A UK landscaping company has admitted to failing to properly train and supervise work on a dangerous machine after an accident caused an employee’s finger to be amputated.
The employee, working unsupervised, had been operating a log splitter at the time of the accident, in which the hydraulic blade of the log splitter came down onto the log he was holding and severed his finger.
Ed Rogers Landscape Construction and Maintenance Ltd, was subsequently fined £6,000, and ordered to pay costs of £1,017.
The outcome of the court case, reported by Horticulture Week, found that while the employee was working alone on site at the time of the incident, there was no first aid given.
The teenager was later taken to hospital but his injuries were too severe to save his finger.
Following the hearing, the Health and Safety Executive (HSE) Inspector
, Simon Jones, pointed out the importance of thorough training for young people who are undergoing work experience.
“Work experience for young people is incredibly valuable and is to be encouraged but companies taking on apprentices must take into account the young person’s inexperience,” Jones said.
“As a result they should be fully supervised when operating dangerous machinery. The employee being isolated made the situation worse when there was no one on site to help him after suffering this appalling, life changing injury.”

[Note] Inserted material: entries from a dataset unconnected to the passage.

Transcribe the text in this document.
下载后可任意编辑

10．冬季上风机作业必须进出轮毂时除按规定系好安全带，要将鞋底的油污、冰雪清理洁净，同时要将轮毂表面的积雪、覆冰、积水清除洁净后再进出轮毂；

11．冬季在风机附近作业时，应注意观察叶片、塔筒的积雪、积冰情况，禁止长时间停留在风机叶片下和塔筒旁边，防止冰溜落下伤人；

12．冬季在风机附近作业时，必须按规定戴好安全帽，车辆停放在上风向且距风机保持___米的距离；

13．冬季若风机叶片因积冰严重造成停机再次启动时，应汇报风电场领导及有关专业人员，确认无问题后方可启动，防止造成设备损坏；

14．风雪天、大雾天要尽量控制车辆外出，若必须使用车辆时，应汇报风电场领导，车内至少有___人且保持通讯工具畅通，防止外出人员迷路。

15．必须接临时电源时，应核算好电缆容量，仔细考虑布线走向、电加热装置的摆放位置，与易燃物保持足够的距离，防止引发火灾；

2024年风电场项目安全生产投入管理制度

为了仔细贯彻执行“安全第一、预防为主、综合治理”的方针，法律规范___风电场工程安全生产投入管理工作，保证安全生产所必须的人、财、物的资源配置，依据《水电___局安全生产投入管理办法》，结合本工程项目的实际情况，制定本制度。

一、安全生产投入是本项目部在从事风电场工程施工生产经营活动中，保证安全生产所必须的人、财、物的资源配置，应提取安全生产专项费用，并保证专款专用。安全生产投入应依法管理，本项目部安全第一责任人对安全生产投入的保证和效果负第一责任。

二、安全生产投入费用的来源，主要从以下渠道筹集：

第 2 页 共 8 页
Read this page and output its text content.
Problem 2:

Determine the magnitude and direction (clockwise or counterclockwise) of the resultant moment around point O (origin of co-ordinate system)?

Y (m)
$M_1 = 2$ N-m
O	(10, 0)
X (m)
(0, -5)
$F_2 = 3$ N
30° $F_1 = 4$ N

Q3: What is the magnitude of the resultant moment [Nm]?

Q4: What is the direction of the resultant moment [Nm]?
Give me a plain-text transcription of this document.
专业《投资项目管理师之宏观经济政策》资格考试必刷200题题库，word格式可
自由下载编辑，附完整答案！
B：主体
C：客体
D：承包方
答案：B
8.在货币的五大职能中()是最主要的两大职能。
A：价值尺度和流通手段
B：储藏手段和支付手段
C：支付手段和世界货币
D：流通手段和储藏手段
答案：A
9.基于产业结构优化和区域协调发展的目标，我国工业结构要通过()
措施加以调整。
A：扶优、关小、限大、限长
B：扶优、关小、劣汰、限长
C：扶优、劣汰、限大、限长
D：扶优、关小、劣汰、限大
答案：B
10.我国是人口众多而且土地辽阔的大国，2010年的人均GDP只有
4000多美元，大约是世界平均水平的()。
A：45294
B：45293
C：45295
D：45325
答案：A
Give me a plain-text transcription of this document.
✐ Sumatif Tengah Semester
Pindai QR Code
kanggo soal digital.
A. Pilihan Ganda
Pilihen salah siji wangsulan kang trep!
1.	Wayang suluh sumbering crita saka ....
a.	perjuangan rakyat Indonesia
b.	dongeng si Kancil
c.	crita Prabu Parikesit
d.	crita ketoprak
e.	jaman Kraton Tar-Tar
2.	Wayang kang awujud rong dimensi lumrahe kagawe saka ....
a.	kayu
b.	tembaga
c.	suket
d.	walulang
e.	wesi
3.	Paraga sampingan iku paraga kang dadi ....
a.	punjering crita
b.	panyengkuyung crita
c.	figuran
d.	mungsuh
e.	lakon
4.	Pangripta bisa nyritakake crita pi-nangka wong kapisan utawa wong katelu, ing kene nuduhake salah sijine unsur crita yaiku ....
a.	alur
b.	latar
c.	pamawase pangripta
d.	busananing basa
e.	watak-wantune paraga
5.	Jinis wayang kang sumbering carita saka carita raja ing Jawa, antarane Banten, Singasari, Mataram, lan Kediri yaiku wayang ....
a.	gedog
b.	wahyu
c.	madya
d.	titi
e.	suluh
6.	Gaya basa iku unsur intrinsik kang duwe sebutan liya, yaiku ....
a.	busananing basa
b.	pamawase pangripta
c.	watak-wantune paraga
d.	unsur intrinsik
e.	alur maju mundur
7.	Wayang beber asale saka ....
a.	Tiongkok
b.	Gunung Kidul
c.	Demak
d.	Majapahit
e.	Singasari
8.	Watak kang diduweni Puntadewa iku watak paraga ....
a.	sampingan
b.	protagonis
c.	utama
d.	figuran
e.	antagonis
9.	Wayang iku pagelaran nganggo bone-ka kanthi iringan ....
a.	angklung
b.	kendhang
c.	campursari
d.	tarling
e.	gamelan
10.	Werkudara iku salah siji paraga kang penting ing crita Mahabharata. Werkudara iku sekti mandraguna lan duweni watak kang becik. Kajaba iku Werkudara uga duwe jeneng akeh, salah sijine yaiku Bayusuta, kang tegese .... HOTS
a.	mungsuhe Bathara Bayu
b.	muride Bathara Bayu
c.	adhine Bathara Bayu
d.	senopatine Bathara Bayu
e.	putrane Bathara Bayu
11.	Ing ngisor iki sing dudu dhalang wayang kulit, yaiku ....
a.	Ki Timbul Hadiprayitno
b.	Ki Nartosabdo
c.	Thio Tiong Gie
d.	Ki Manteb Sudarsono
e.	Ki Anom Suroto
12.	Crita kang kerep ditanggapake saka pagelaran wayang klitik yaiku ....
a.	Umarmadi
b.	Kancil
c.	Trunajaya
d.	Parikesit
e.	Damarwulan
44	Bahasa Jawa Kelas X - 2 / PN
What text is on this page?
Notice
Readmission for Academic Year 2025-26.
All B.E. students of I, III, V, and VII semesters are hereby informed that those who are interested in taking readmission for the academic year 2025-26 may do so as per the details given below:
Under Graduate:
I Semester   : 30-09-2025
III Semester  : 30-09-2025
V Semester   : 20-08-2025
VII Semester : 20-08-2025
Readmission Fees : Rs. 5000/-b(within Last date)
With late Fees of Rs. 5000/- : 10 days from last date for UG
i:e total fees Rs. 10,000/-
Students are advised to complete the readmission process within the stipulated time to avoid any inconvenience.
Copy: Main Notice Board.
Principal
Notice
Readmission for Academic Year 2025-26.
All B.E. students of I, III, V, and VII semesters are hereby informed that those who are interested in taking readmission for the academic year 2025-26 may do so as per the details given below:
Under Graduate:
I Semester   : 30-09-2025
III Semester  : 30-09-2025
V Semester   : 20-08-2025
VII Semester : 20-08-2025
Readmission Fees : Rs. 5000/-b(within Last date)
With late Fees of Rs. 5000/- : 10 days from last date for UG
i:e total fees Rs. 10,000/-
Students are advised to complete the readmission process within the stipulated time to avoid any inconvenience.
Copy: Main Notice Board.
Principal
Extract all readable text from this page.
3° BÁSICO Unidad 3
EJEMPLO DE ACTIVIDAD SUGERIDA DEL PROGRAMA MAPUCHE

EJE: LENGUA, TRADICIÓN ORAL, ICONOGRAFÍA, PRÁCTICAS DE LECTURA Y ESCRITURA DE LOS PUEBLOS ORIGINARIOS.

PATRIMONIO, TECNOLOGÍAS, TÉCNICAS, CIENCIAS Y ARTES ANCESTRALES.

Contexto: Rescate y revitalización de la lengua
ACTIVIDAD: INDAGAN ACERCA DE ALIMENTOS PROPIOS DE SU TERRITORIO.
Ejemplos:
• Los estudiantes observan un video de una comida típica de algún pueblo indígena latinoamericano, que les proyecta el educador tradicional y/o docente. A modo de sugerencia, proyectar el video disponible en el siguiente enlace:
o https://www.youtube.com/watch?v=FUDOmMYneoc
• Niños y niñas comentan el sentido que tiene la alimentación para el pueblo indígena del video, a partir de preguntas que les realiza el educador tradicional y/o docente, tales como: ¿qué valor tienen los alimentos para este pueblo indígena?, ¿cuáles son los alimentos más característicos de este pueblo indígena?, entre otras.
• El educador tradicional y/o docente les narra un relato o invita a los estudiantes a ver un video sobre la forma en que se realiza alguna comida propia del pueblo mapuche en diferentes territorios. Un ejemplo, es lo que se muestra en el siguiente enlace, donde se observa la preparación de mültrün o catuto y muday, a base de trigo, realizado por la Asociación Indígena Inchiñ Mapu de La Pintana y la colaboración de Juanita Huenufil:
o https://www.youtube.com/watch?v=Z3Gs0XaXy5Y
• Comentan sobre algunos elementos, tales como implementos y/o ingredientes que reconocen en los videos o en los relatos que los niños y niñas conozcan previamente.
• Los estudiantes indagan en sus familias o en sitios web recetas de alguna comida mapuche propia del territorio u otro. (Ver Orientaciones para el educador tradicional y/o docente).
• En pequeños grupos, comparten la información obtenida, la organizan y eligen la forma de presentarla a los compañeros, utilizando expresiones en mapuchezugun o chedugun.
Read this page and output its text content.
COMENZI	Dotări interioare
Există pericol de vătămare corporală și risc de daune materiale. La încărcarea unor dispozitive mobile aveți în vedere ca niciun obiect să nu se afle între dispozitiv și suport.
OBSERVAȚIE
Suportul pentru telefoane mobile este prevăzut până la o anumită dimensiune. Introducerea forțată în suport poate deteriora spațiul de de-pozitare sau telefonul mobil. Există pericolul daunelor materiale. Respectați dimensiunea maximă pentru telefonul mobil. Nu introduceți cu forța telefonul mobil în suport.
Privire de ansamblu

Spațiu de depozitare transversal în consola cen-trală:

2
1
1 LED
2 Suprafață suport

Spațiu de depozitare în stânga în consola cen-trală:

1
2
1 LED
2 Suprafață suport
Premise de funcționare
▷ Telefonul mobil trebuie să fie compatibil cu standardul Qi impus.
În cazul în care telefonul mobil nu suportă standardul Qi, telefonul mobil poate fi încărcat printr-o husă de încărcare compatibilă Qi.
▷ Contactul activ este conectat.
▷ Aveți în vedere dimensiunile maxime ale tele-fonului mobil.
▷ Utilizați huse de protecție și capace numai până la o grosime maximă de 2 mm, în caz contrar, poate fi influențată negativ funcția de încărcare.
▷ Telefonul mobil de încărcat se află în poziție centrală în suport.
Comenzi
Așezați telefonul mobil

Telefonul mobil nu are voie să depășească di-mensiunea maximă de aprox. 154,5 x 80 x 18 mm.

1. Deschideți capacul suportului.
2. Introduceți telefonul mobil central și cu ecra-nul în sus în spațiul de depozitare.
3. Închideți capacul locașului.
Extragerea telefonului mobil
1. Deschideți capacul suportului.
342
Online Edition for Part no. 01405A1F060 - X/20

Between April 2015 and March 2016, a whopping 2,554 injury claims were made by young workers, according to WorkSafe Victoria.
The organisation found that nearly 50 people between the ages of 15 and 24 were injured every week during 2015-16.
WorkSafe Victoria is now calling on employers to provide “adequate training” to young workers after they were found to be more prone to workplace injuries.
In particular, young workers in construction, retail, manufacturing, and hospitality sustained the most injuries, with the manual handling listed as the main cause. Moreover, the most common injuries involved the hand, finger, and back.